La maschera della vergogna
Wurmser dimostra che nel complesso sentimento della vergogna sono in realtà presenti almeno tre componenti: una depressiva, il fatto cioè di non riuscire a sopportare il ludibrio cui si è stati esposti, una seconda di colpa ed espiazione consistente appunto nel voler scomparire per essere stati svergognati ed infine una di paura della gogna e dunque di protezione dallo stessa prima che questa avvenga. Wurmser inoltre osserva che vi sono due aspetti della vergogna: uno oggettivo, la persona/le persone cioè di fronte alle quali ci vergogniamo, spesso simboleggiate dall’occhio dell’osservatore, dal suo sguardo punitivo, dalla sua espressione di disapprovazione. Ma c’è anche un aspetto soggettivo, la cosa di cui io mi vergogno davanti a me stesso, costituita, nella sua essenza, dalla macchia della debolezza, del difetto e dell’immoralità. Questa costellazione della vergogna si inscrive a sua volta nell’ambito di un conflitto più ampio, tra potenza e impotenza, tale per cui il provar vergogna è strettamente correlato all’impotenza e lo svergognare l’altro/a ad una sensazione di potere.

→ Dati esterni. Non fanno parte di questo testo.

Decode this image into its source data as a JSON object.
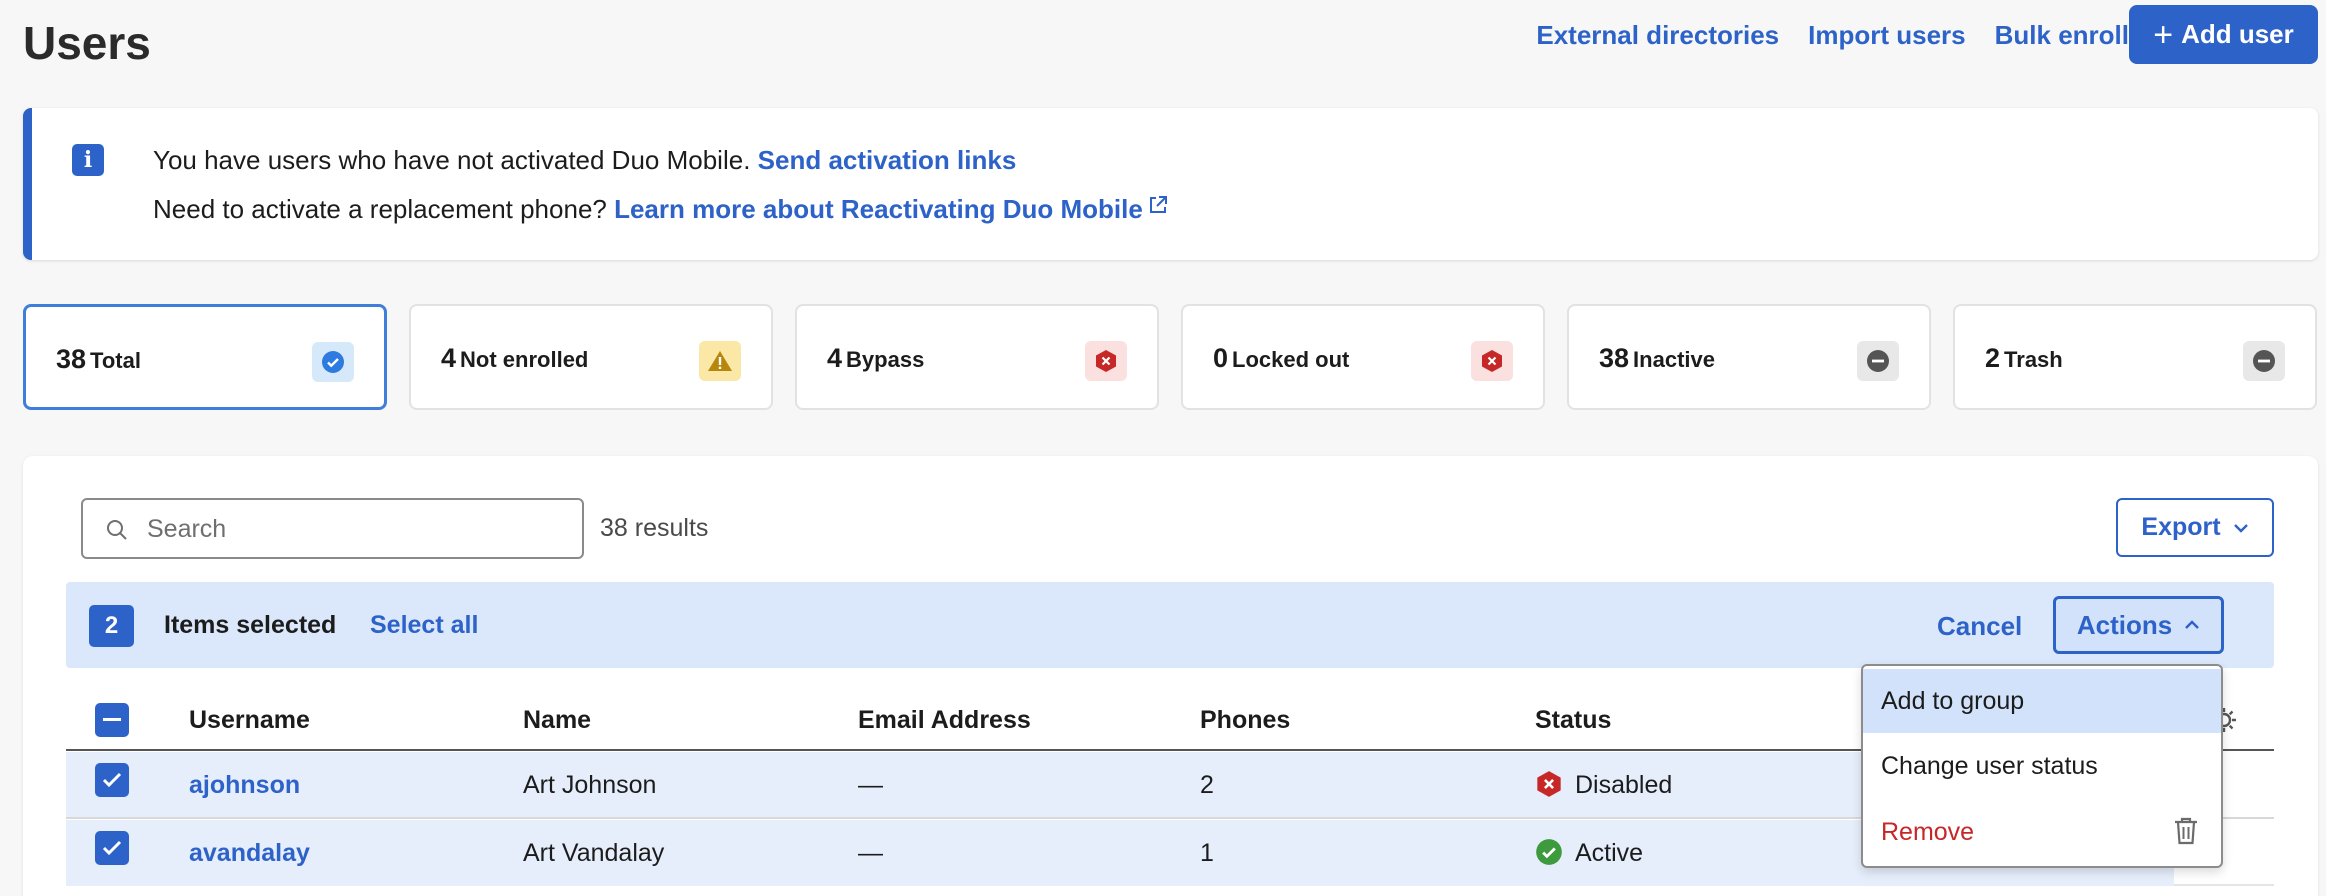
{
  "page": {
    "title": "Users"
  },
  "header": {
    "links": [
      "External directories",
      "Import users",
      "Bulk enroll"
    ],
    "add_user": "Add user"
  },
  "banner": {
    "line1_text": "You have users who have not activated Duo Mobile.",
    "line1_link": "Send activation links",
    "line2_text": "Need to activate a replacement phone?",
    "line2_link": "Learn more about Reactivating Duo Mobile"
  },
  "stats": [
    {
      "count": "38",
      "label": "Total",
      "icon": "check-circle-icon",
      "badge_bg": "#d6e9fb",
      "icon_color": "#2d7be0"
    },
    {
      "count": "4",
      "label": "Not enrolled",
      "icon": "warning-icon",
      "badge_bg": "#fbe8a6",
      "icon_color": "#b8860b"
    },
    {
      "count": "4",
      "label": "Bypass",
      "icon": "x-hexagon-icon",
      "badge_bg": "#fbe0e0",
      "icon_color": "#c62828"
    },
    {
      "count": "0",
      "label": "Locked out",
      "icon": "x-hexagon-icon",
      "badge_bg": "#fbe0e0",
      "icon_color": "#c62828"
    },
    {
      "count": "38",
      "label": "Inactive",
      "icon": "minus-circle-icon",
      "badge_bg": "#e8e8e8",
      "icon_color": "#555555"
    },
    {
      "count": "2",
      "label": "Trash",
      "icon": "minus-circle-icon",
      "badge_bg": "#e8e8e8",
      "icon_color": "#555555"
    }
  ],
  "search": {
    "placeholder": "Search",
    "results": "38 results"
  },
  "export": {
    "label": "Export"
  },
  "selection": {
    "count": "2",
    "label": "Items selected",
    "select_all": "Select all",
    "cancel": "Cancel",
    "actions": "Actions"
  },
  "table": {
    "columns": [
      "Username",
      "Name",
      "Email Address",
      "Phones",
      "Status"
    ],
    "rows": [
      {
        "username": "ajohnson",
        "name": "Art Johnson",
        "email": "—",
        "phones": "2",
        "status": "Disabled"
      },
      {
        "username": "avandalay",
        "name": "Art Vandalay",
        "email": "—",
        "phones": "1",
        "status": "Active"
      }
    ]
  },
  "actions_menu": {
    "items": [
      "Add to group",
      "Change user status",
      "Remove"
    ]
  },
  "colors": {
    "accent": "#2d62c8",
    "danger": "#c72727",
    "success": "#3d9a3d",
    "selection_bg": "#dbe8fb"
  }
}
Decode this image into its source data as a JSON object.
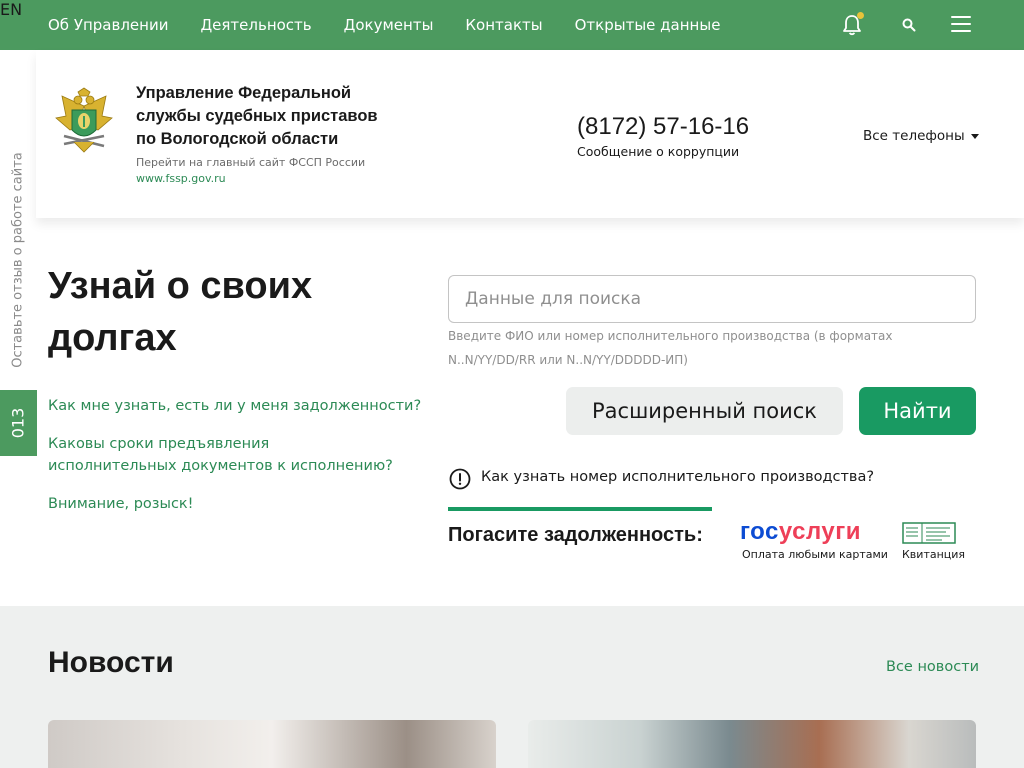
{
  "nav": {
    "items": [
      "Об Управлении",
      "Деятельность",
      "Документы",
      "Контакты",
      "Открытые данные"
    ],
    "lang": "EN"
  },
  "header": {
    "org_name": "Управление Федеральной службы судебных приставов по Вологодской области",
    "main_site_text": "Перейти на главный сайт ФССП России",
    "main_site_url": "www.fssp.gov.ru",
    "phone": "(8172) 57-16-16",
    "corruption_text": "Сообщение о коррупции",
    "all_phones": "Все телефоны"
  },
  "side": {
    "feedback": "Оставьте отзыв о работе сайта",
    "badge": "013"
  },
  "hero": {
    "title": "Узнай о своих долгах",
    "faq": [
      "Как мне узнать, есть ли у меня задолженности?",
      "Каковы сроки предъявления исполнительных документов к исполнению?",
      "Внимание, розыск!"
    ],
    "search_placeholder": "Данные для поиска",
    "search_hint": "Введите ФИО или номер исполнительного производства (в форматах N..N/YY/DD/RR или N..N/YY/DDDDD-ИП)",
    "advanced_search": "Расширенный поиск",
    "find": "Найти",
    "info_question": "Как узнать номер исполнительного производства?",
    "pay_label": "Погасите задолженность:",
    "gosuslugi_part1": "гос",
    "gosuslugi_part2": "услуги",
    "gosuslugi_caption": "Оплата любыми картами",
    "receipt_caption": "Квитанция"
  },
  "news": {
    "title": "Новости",
    "all": "Все новости"
  },
  "colors": {
    "brand_green": "#4c9a5f",
    "button_green": "#199a62",
    "link_green": "#2c8a55"
  }
}
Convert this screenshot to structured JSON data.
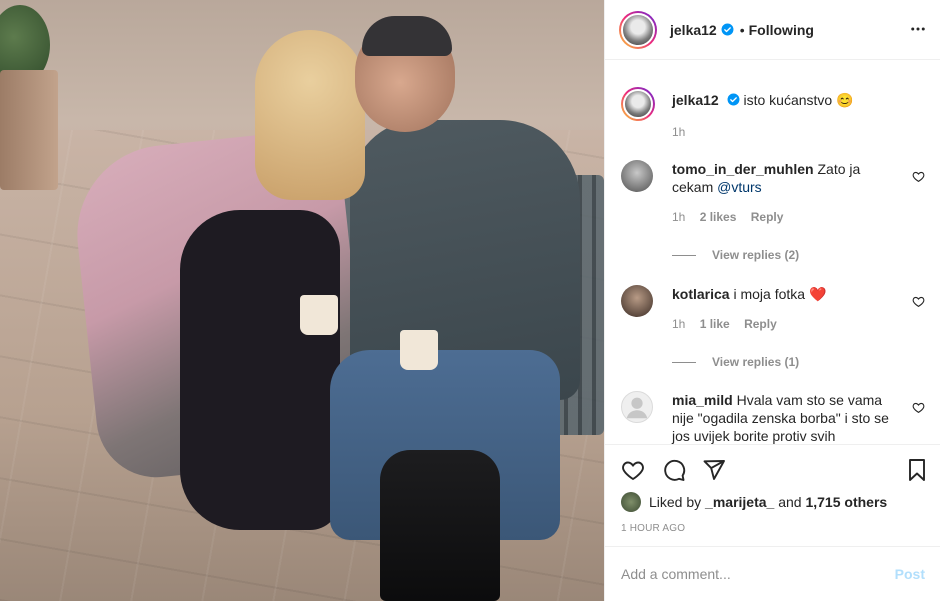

L’impotenza della vergogna e la potenza della gogna
Se un(‘)atleta gareggia sotto lo sguardo di migliaia di spettatori/spettatrici e milioni di telespettatori/spettatrici, si trova a fronteggiare un’enorme pressione psicologica, tale per cui la vergogna può rendere insopportabile tanto la gara (percepita magari, a torto, come impari) quanto la paura della sconfitta.
Anziché farsi inghiottire dalla terra, sottraendo sé stesso/a all’occhio giudicante altrui, l(‘) atleta, qualsiasi persona, ha un’altra possibilità, che la fa passare immediatamente dall’impotenza alla potenza: svergognare la/il rivale. E cosa c’è di più umiliante se non attribuire al/alla rivale un altro genere, o addirittura ridurla/lo a “cosa”, privandola/lo di ogni umanità?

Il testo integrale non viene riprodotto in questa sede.